# Maximum power and maximum torque

1. Jan 30, 2014

### timetravelller

why maximum power and maximum torque is not produced at the same rpm in an engine?

2. Jan 30, 2014

### SteamKing

Staff Emeritus
For an IC engine, the amount of torque produced is dependent on other factors besides RPM. The power output, on the other hand, is directly proportional to the product of torque and RPM. The torque curves of most IC engines are relatively flat over the RPM range of the engine, which implies that the max. HP will occur at a higher RPM than the max. torque.

Different types of engines have different torque-speed characteristics. For example, steam and gas turbines produce torque roughly proportional to the speed of the turbine, so the speed at which max torque and max power occur will be the same.

3. Jan 31, 2014

### Kozy

Power and torque are the same at 5252rpm. For the power to peak at 5252rpm, the torque would have to drop faster than the RPM increases past that point.

Peak torque is never typically followed immediately by a sharp drop like that, the rpm will almost always increase more than the torque drops for a reasonable range after peak torque, ergo peak power is never at the same RPM as peak torque.

4. Feb 7, 2014

### sgb27

That completely depends what units you use for power and torque - it's pretty meaningless to say they are "the same" as they measure different quantities. If you use Nm and HP then they are the same at about 7100rpm, if you use Nm and kW it's 9550 rpm, if you use Nm and W it's 9.5 rpm etc.

5. Feb 7, 2014

### Kozy

You, and everyone reading this, knows what I mean by that.

6. Feb 7, 2014

### xxChrisxx

Pedants.

Pedants everywhere.

7. Feb 7, 2014

### sgb27

Sorry your point doesn't make sense.

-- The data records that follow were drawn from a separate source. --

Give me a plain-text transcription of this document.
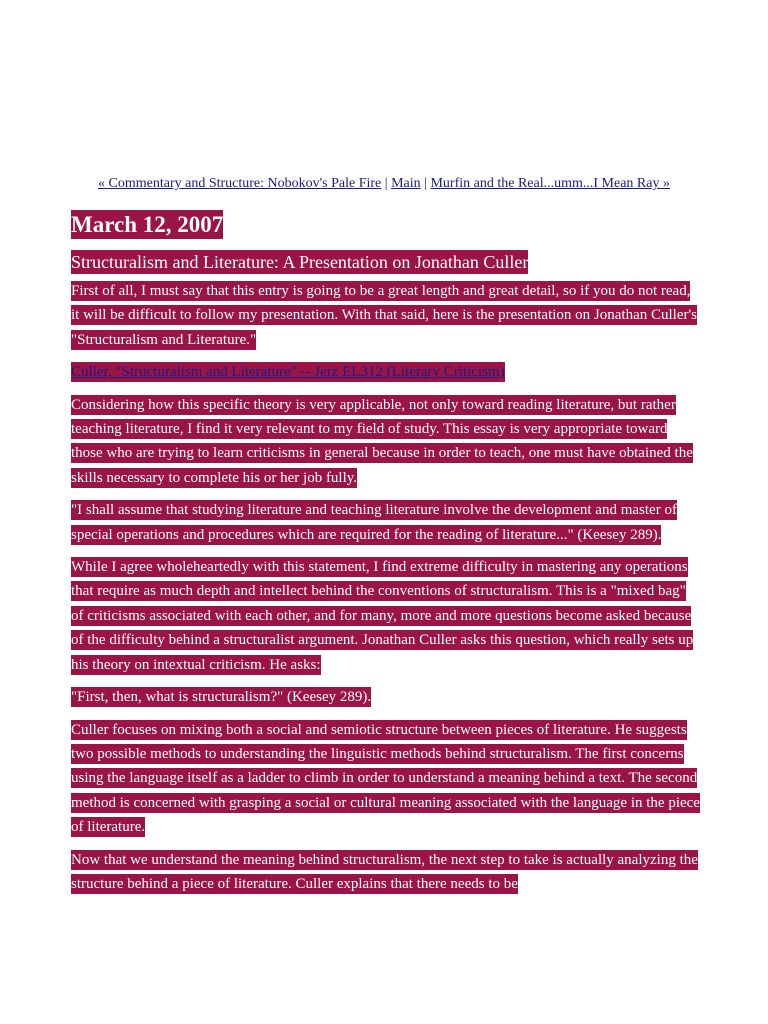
« Commentary and Structure: Nobokov's Pale Fire | Main | Murfin and the Real...umm...I Mean Ray »
March 12, 2007
Structuralism and Literature: A Presentation on Jonathan Culler

First of all, I must say that this entry is going to be a great length and great detail, so if you do not read, it will be difficult to follow my presentation. With that said, here is the presentation on Jonathan Culler's "Structuralism and Literature."

Culler, "Structuralism and Literature" -- Jerz EL312 (Literary Criticism)

Considering how this specific theory is very applicable, not only toward reading literature, but rather teaching literature, I find it very relevant to my field of study. This essay is very appropriate toward those who are trying to learn criticisms in general because in order to teach, one must have obtained the skills necessary to complete his or her job fully.

"I shall assume that studying literature and teaching literature involve the development and master of special operations and procedures which are required for the reading of literature..." (Keesey 289).

While I agree wholeheartedly with this statement, I find extreme difficulty in mastering any operations that require as much depth and intellect behind the conventions of structuralism. This is a "mixed bag" of criticisms associated with each other, and for many, more and more questions become asked because of the difficulty behind a structuralist argument. Jonathan Culler asks this question, which really sets up his theory on intextual criticism. He asks:

"First, then, what is structuralism?" (Keesey 289).

Culler focuses on mixing both a social and semiotic structure between pieces of literature. He suggests two possible methods to understanding the linguistic methods behind structuralism. The first concerns using the language itself as a ladder to climb in order to understand a meaning behind a text. The second method is concerned with grasping a social or cultural meaning associated with the language in the piece of literature.

Now that we understand the meaning behind structuralism, the next step to take is actually analyzing the structure behind a piece of literature. Culler explains that there needs to be
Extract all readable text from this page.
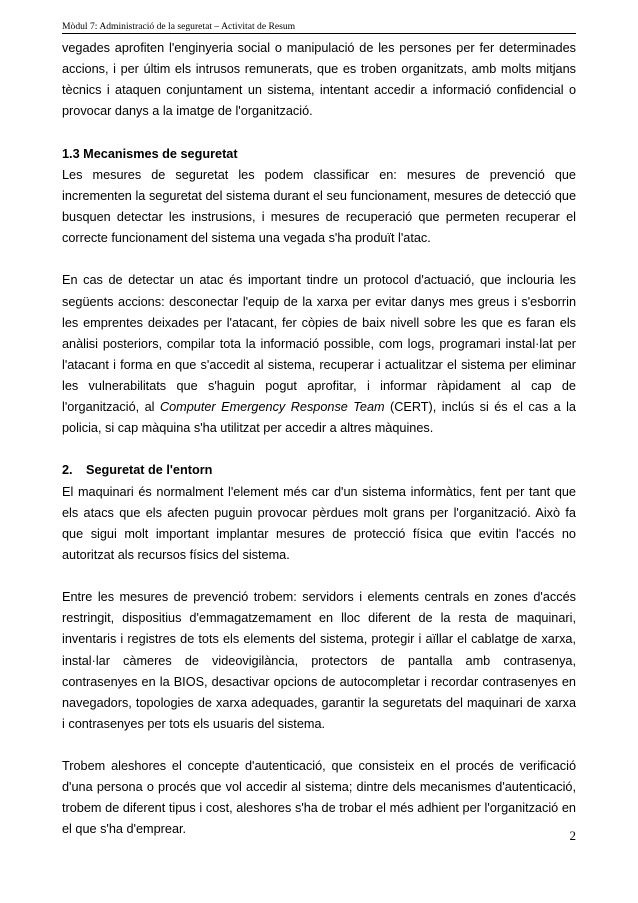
Mòdul 7: Administració de la seguretat – Activitat de Resum

vegades aprofiten l'enginyeria social o manipulació de les persones per fer determinades accions, i per últim els intrusos remunerats, que es troben organitzats, amb molts mitjans tècnics i ataquen conjuntament un sistema, intentant accedir a informació confidencial o provocar danys a la imatge de l'organització.

1.3 Mecanismes de seguretat

Les mesures de seguretat les podem classificar en: mesures de prevenció que incrementen la seguretat del sistema durant el seu funcionament, mesures de detecció que busquen detectar les instrusions, i mesures de recuperació que permeten recuperar el correcte funcionament del sistema una vegada s'ha produït l'atac.

En cas de detectar un atac és important tindre un protocol d'actuació, que inclouria les següents accions: desconectar l'equip de la xarxa per evitar danys mes greus i s'esborrin les emprentes deixades per l'atacant, fer còpies de baix nivell sobre les que es faran els anàlisi posteriors, compilar tota la informació possible, com logs, programari instal·lat per l'atacant i forma en que s'accedit al sistema, recuperar i actualitzar el sistema per eliminar les vulnerabilitats que s'haguin pogut aprofitar, i informar ràpidament al cap de l'organització, al Computer Emergency Response Team (CERT), inclús si és el cas a la policia, si cap màquina s'ha utilitzat per accedir a altres màquines.

2. Seguretat de l'entorn

El maquinari és normalment l'element més car d'un sistema informàtics, fent per tant que els atacs que els afecten puguin provocar pèrdues molt grans per l'organització. Això fa que sigui molt important implantar mesures de protecció física que evitin l'accés no autoritzat als recursos físics del sistema.

Entre les mesures de prevenció trobem: servidors i elements centrals en zones d'accés restringit, dispositius d'emmagatzemament en lloc diferent de la resta de maquinari, inventaris i registres de tots els elements del sistema, protegir i aïllar el cablatge de xarxa, instal·lar càmeres de videovigilància, protectors de pantalla amb contrasenya, contrasenyes en la BIOS, desactivar opcions de autocompletar i recordar contrasenyes en navegadors, topologies de xarxa adequades, garantir la seguretats del maquinari de xarxa i contrasenyes per tots els usuaris del sistema.

Trobem aleshores el concepte d'autenticació, que consisteix en el procés de verificació d'una persona o procés que vol accedir al sistema; dintre dels mecanismes d'autenticació, trobem de diferent tipus i cost, aleshores s'ha de trobar el més adhient per l'organització en el que s'ha d'emprear.	2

Torque doesn't have to "sharply drop" after the max power rpm, torque is already dropping after the max *torque* rpm (which is lower), all that happens at the max power rpm is that the gradient of the torque curve becomes steep enough to stop the power rising further, no sharp drop required, it can be a nice smooth curve. Plenty of engines have max power below 5252rpm, I'm sure if you looked hard enough you could find one with it between 5200 and 5300 rpm. My point is that 5252rpm isn't some magic RPM, it's pretty meaningless.

8. Feb 7, 2014

### Kozy

I didn't say it dropped sharply after max power rpm, I said "For the power to peak at 5252rpm, the torque would have to drop faster than the RPM increases past that point"

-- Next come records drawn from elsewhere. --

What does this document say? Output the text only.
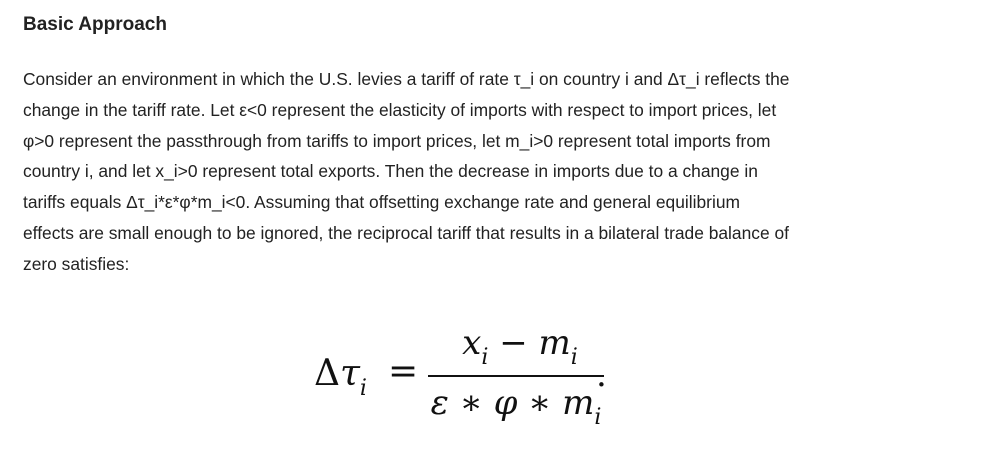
Basic Approach
Consider an environment in which the U.S. levies a tariff of rate τ_i on country i and Δτ_i reflects the
change in the tariff rate. Let ε<0 represent the elasticity of imports with respect to import prices, let
φ>0 represent the passthrough from tariffs to import prices, let m_i>0 represent total imports from
country i, and let x_i>0 represent total exports. Then the decrease in imports due to a change in
tariffs equals Δτ_i*ε*φ*m_i<0. Assuming that offsetting exchange rate and general equilibrium
effects are small enough to be ignored, the reciprocal tariff that results in a bilateral trade balance of
zero satisfies:
$\Delta\tau_i$ =
$x_i - m_i$
ε ∗ φ ∗ $m_i$
.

Ignore 5252rpm. I chose 5252rpm as an arbitrary point because in imperial units that is where they are the same value. It could be any RPM, but for the peak power to be at the same RPM as peak torque, the torque would have to drop off faster than the RPM increased past that point.

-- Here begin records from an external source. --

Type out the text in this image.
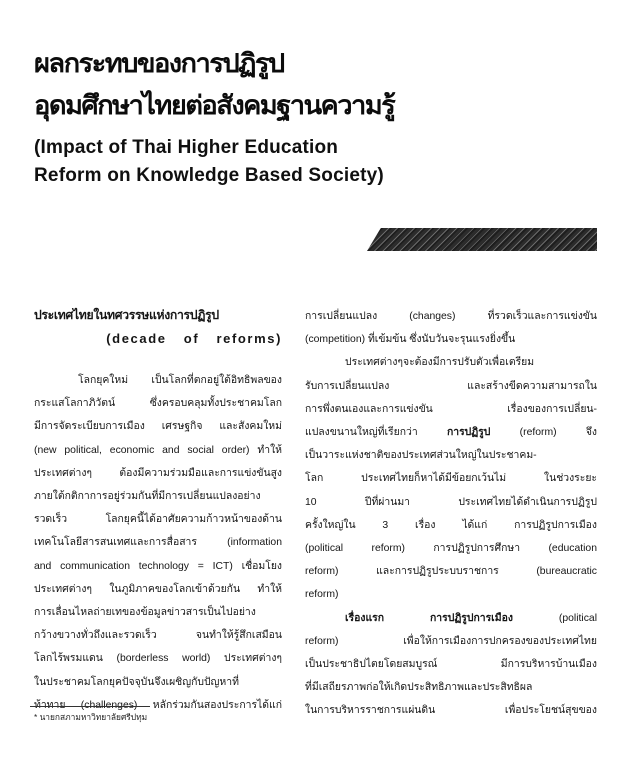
ผลกระทบของการปฏิรูป
อุดมศึกษาไทยต่อสังคมฐานความรู้
(Impact of Thai Higher Education
Reform on Knowledge Based Society)
ประเทศไทยในทศวรรษแห่งการปฏิรูป
(decade of reforms)

โลกยุคใหม่ เป็นโลกที่ตกอยู่ใต้อิทธิพลของ

กระแสโลกาภิวัตน์ ซึ่งครอบคลุมทั้งประชาคมโลก

มีการจัดระเบียบการเมือง เศรษฐกิจ และสังคมใหม่

(new political, economic and social order) ทำให้

ประเทศต่างๆ ต้องมีความร่วมมือและการแข่งขันสูง

ภายใต้กติกาการอยู่ร่วมกันที่มีการเปลี่ยนแปลงอย่าง

รวดเร็ว โลกยุคนี้ได้อาศัยความก้าวหน้าของด้าน

เทคโนโลยีสารสนเทศและการสื่อสาร (information

and communication technology = ICT) เชื่อมโยง

ประเทศต่างๆ ในภูมิภาคของโลกเข้าด้วยกัน ทำให้

การเลื่อนไหลถ่ายเทของข้อมูลข่าวสารเป็นไปอย่าง

กว้างขวางทั่วถึงและรวดเร็ว จนทำให้รู้สึกเสมือน

โลกไร้พรมแดน (borderless world) ประเทศต่างๆ

ในประชาคมโลกยุคปัจจุบันจึงเผชิญกับปัญหาที่

ท้าทาย (challenges) หลักร่วมกันสองประการได้แก่

การเปลี่ยนแปลง (changes) ที่รวดเร็วและการแข่งขัน

(competition) ที่เข้มข้น ซึ่งนับวันจะรุนแรงยิ่งขึ้น

ประเทศต่างๆจะต้องมีการปรับตัวเพื่อเตรียม

รับการเปลี่ยนแปลง และสร้างขีดความสามารถใน

การพึ่งตนเองและการแข่งขัน เรื่องของการเปลี่ยน-

แปลงขนานใหญ่ที่เรียกว่า การปฏิรูป (reform) จึง

เป็นวาระแห่งชาติของประเทศส่วนใหญ่ในประชาคม-

โลก ประเทศไทยก็หาได้มีข้อยกเว้นไม่ ในช่วงระยะ

10 ปีที่ผ่านมา ประเทศไทยได้ดำเนินการปฏิรูป

ครั้งใหญ่ใน 3 เรื่อง ได้แก่ การปฏิรูปการเมือง

(political reform) การปฏิรูปการศึกษา (education

reform) และการปฏิรูประบบราชการ (bureaucratic

reform)

เรื่องแรก การปฏิรูปการเมือง (political

reform) เพื่อให้การเมืองการปกครองของประเทศไทย

เป็นประชาธิปไตยโดยสมบูรณ์ มีการบริหารบ้านเมือง

ที่มีเสถียรภาพก่อให้เกิดประสิทธิภาพและประสิทธิผล

ในการบริหารราชการแผ่นดิน เพื่อประโยชน์สุขของ

* นายกสภามหาวิทยาลัยศรีปทุม
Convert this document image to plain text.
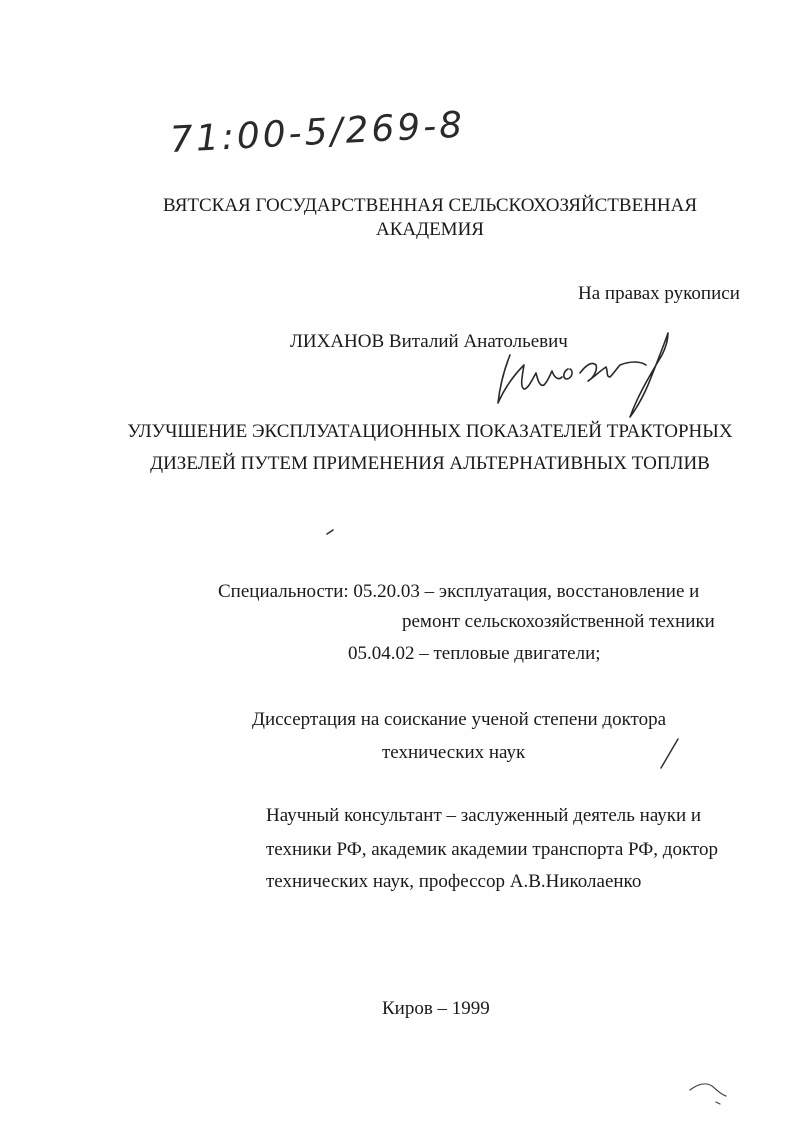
71:00-5/269-8
ВЯТСКАЯ ГОСУДАРСТВЕННАЯ СЕЛЬСКОХОЗЯЙСТВЕННАЯ
АКАДЕМИЯ
На правах рукописи
ЛИХАНОВ Виталий Анатольевич
УЛУЧШЕНИЕ ЭКСПЛУАТАЦИОННЫХ ПОКАЗАТЕЛЕЙ ТРАКТОРНЫХ
ДИЗЕЛЕЙ ПУТЕМ ПРИМЕНЕНИЯ АЛЬТЕРНАТИВНЫХ ТОПЛИВ
Специальности: 05.20.03 – эксплуатация, восстановление и
ремонт сельскохозяйственной техники
05.04.02 – тепловые двигатели;
Диссертация на соискание ученой степени доктора
технических наук
Научный консультант – заслуженный деятель науки и
техники РФ, академик академии транспорта РФ, доктор
технических наук, профессор А.В.Николаенко
Киров – 1999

Find me one engine where that is the case.

The torque never drops off that quickly immediately after the peak unless it is artificially restricted.

9. Feb 8, 2014

### sgb27

Sorry I misunderstood what you wrote originally (the 5252rpm threw me), I guess you meant "For the power *and torque* to peak at 5252 rpm..." that makes more sense.

10. Feb 8, 2014

### Kozy

Yea sorry, I was just chosing that point because people are familiar with them being the same at that point (when measured in lbft and bhp anyway).